India has granted tax-saving status to bonds issued by the Indian Renewable Energy Development Agency (IREDA), allowing investors to claim capital gains exemptions under Section 54EC of the Income Tax Act. This decision is expected to boost green energy investments and lower fundraising costs for renewable projects.
The Government of India has accorded tax-saving status to bonds issued by the Indian Renewable Energy Development Agency Ltd (IREDA), a state-run financial institution under the Ministry of New and Renewable Energy (MNRE). Headquartered in New Delhi, IREDA plays a crucial role in financing renewable energy projects across the country.
In a notification issued by the Central Board of Direct Taxes (CBDT) on July 9, 2025, IREDA’s bonds have been classified as “long-term specified assets” under Section 54EC of the Income-tax Act, 1961. This classification allows investors to avail themselves of capital gains tax exemption by investing up to Rs 50 lakh in these bonds within a financial year.
The bonds, which are redeemable after five years, will now serve as a dual-purpose investment tool—helping investors save on taxes while contributing to India’s clean energy transition.
According to the Ministry of New and Renewable Energy, the funds raised through these tax-exempt bonds will exclusively finance viable renewable energy projects capable of generating revenue independently, without relying on state government guarantees. This structure is aimed at ensuring greater financial sustainability and transparency in India’s green energy sector.

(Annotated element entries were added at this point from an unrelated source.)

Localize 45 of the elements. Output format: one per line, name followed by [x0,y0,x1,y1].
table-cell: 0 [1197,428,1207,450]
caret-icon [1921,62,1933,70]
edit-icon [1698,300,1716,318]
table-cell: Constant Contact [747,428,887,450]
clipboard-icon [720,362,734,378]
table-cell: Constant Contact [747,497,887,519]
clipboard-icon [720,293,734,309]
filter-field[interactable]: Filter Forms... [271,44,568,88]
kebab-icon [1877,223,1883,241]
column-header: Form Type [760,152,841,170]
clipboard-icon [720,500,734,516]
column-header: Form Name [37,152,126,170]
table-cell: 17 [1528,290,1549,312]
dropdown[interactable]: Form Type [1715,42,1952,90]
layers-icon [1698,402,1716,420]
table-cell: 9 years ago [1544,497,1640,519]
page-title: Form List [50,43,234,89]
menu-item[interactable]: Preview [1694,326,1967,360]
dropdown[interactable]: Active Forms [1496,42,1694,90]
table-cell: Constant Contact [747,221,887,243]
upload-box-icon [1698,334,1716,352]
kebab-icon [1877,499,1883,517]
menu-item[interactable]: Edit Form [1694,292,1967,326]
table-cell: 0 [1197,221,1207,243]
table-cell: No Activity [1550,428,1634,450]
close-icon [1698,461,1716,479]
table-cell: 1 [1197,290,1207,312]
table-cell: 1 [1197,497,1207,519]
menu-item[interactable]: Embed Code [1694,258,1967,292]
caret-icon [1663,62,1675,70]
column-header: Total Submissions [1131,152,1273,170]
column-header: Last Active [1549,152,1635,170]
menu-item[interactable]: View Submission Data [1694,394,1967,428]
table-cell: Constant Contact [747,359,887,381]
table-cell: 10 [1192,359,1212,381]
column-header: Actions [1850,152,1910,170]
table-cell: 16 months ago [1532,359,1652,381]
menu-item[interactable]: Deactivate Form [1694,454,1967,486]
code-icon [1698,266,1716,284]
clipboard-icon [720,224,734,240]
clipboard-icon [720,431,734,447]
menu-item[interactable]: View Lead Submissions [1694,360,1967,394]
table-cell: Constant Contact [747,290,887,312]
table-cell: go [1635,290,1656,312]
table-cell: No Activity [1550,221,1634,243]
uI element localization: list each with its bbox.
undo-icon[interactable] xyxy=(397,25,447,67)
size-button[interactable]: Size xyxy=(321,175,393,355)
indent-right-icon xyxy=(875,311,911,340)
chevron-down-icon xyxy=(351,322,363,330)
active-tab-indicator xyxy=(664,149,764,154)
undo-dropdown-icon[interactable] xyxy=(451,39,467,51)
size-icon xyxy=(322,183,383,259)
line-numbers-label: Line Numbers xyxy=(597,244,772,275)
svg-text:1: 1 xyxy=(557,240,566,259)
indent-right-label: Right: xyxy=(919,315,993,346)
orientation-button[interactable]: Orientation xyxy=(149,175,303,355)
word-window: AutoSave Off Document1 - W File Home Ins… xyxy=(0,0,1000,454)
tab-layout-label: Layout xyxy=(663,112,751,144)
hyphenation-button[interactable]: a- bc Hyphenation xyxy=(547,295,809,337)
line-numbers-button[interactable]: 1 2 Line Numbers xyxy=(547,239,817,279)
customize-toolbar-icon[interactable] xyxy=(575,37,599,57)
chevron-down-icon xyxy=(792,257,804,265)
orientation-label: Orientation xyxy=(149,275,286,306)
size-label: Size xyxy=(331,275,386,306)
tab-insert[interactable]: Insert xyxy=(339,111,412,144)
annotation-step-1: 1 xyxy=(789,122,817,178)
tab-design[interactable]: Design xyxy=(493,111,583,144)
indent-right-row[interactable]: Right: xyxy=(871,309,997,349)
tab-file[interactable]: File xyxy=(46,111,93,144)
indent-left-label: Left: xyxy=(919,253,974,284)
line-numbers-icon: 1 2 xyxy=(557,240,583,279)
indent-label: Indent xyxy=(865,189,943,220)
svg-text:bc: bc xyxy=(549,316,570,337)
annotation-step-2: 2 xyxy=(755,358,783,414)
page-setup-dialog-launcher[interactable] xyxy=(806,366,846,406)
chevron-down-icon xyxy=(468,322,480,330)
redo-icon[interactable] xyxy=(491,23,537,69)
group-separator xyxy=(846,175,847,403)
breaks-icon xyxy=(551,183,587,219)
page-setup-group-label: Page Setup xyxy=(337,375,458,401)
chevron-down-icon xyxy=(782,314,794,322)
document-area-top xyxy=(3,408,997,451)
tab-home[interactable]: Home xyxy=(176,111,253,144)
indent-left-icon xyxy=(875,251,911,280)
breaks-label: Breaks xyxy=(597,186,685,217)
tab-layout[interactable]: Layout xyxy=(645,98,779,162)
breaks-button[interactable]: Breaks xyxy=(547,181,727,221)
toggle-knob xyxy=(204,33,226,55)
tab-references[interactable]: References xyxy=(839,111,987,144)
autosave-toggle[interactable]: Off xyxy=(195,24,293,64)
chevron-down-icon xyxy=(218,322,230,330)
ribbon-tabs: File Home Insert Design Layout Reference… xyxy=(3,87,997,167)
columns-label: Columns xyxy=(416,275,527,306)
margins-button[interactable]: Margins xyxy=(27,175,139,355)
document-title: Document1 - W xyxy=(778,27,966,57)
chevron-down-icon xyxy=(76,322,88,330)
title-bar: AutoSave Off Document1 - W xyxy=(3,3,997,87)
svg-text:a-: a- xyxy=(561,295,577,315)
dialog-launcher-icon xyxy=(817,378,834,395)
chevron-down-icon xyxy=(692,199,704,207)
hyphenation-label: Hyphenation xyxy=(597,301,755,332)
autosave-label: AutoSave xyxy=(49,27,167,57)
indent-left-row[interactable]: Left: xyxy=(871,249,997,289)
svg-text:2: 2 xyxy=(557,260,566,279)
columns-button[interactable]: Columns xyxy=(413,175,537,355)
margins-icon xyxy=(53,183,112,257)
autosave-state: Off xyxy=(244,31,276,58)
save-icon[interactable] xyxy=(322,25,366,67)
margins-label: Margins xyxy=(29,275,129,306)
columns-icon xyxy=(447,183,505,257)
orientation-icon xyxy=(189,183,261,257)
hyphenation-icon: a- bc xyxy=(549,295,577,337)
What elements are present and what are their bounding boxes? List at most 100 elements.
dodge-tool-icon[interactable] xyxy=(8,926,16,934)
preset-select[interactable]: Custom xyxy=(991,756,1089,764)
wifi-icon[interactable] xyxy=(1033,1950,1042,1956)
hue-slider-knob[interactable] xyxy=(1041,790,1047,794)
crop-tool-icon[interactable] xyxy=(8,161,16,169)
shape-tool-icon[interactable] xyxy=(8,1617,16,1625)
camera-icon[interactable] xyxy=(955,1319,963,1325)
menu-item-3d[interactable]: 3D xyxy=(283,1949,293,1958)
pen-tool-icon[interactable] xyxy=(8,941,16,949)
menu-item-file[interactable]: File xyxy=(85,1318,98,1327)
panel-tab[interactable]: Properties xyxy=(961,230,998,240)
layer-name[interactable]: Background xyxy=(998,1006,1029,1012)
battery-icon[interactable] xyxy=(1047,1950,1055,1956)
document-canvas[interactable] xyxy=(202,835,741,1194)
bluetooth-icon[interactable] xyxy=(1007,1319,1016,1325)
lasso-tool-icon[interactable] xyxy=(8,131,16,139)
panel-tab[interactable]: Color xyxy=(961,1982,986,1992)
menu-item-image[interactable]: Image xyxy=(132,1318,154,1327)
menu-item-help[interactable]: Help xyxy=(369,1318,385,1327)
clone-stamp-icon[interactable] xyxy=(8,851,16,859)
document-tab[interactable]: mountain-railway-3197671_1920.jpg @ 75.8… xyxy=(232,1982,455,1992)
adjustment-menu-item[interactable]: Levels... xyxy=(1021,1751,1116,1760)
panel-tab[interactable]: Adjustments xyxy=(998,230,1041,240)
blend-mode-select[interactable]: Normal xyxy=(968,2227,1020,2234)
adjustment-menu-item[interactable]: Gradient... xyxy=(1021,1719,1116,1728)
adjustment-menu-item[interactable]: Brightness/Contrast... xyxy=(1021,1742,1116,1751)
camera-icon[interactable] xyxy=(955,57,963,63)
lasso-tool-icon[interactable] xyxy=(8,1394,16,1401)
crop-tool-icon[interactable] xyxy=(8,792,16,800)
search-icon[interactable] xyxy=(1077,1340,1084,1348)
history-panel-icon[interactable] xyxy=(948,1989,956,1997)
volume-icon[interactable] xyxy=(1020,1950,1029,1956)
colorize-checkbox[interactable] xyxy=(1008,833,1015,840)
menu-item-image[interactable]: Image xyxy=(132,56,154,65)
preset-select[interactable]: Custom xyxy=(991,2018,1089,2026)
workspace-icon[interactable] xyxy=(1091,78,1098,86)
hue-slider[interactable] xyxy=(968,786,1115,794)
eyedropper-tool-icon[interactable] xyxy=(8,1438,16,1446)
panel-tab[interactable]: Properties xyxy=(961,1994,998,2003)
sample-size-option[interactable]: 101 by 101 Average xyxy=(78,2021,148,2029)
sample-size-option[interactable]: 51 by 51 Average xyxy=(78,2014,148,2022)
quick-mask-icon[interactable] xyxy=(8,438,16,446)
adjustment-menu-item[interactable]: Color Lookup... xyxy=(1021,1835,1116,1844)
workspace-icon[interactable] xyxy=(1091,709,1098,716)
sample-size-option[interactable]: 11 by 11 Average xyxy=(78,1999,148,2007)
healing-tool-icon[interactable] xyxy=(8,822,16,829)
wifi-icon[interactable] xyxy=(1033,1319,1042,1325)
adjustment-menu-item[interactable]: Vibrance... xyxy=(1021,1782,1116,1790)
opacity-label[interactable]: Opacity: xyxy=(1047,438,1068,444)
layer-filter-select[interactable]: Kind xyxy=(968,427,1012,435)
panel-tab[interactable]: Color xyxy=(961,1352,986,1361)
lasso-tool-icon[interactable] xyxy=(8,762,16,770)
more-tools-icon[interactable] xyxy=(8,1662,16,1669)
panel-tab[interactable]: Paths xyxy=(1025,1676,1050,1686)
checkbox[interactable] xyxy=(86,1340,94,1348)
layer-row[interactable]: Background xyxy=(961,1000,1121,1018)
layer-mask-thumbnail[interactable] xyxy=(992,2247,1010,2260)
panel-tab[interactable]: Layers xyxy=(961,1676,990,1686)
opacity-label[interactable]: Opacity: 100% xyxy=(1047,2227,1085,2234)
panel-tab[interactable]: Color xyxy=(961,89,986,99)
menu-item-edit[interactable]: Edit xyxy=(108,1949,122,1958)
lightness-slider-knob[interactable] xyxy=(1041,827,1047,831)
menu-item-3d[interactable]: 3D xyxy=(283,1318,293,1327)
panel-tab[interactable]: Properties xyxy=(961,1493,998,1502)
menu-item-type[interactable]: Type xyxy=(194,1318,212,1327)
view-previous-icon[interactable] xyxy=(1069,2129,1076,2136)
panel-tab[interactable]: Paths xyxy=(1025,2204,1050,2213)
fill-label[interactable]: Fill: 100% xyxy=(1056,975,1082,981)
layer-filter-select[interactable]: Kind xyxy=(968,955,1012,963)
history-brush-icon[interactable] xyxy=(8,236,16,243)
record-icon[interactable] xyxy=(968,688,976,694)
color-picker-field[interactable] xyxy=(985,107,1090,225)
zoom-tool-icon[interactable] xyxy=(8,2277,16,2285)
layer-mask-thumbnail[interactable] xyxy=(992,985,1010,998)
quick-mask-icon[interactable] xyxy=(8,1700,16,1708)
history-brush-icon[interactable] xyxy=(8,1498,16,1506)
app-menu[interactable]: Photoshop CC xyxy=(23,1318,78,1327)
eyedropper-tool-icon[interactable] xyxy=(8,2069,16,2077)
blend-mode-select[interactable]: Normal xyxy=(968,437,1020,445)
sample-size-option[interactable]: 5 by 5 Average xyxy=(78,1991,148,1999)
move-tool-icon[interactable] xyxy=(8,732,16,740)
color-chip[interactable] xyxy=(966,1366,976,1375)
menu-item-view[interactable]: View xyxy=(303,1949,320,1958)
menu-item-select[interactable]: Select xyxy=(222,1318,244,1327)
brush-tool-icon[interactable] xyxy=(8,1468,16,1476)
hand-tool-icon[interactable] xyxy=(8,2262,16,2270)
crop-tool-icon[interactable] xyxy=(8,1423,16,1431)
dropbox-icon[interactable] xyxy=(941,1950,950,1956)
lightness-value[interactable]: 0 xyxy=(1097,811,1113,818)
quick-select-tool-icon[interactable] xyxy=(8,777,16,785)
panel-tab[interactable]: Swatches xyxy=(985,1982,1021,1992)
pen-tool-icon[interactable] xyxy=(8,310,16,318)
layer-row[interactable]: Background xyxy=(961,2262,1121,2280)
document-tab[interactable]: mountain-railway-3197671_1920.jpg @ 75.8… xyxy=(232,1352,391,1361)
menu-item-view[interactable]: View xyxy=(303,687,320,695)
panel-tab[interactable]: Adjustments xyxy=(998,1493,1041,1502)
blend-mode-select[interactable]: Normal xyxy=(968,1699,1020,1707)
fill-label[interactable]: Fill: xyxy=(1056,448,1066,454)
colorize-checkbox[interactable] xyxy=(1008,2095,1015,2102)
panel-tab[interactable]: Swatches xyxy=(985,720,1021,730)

IREDA CMD Welcomes the Move
Pradip Kumar Das, Chairman and Managing Director of IREDA, lauded the initiative. “We are deeply grateful to the Ministry of Finance, MNRE, and CBDT for this valuable policy initiative. The tax-exempt status will offer an attractive investment avenue while ensuring increased capital availability for green energy projects,” he said.
He emphasized that this step would accelerate progress toward India’s commitment of achieving 500 GW of non-fossil fuel capacity by 2030, as outlined in its Nationally Determined Contributions (NDCs) under the Paris Agreement.
With these bonds now qualifying for Section 54EC benefits, IREDA expects to witness heightened interest from retail and institutional investors looking to support climate-positive investments while enjoying significant tax relief.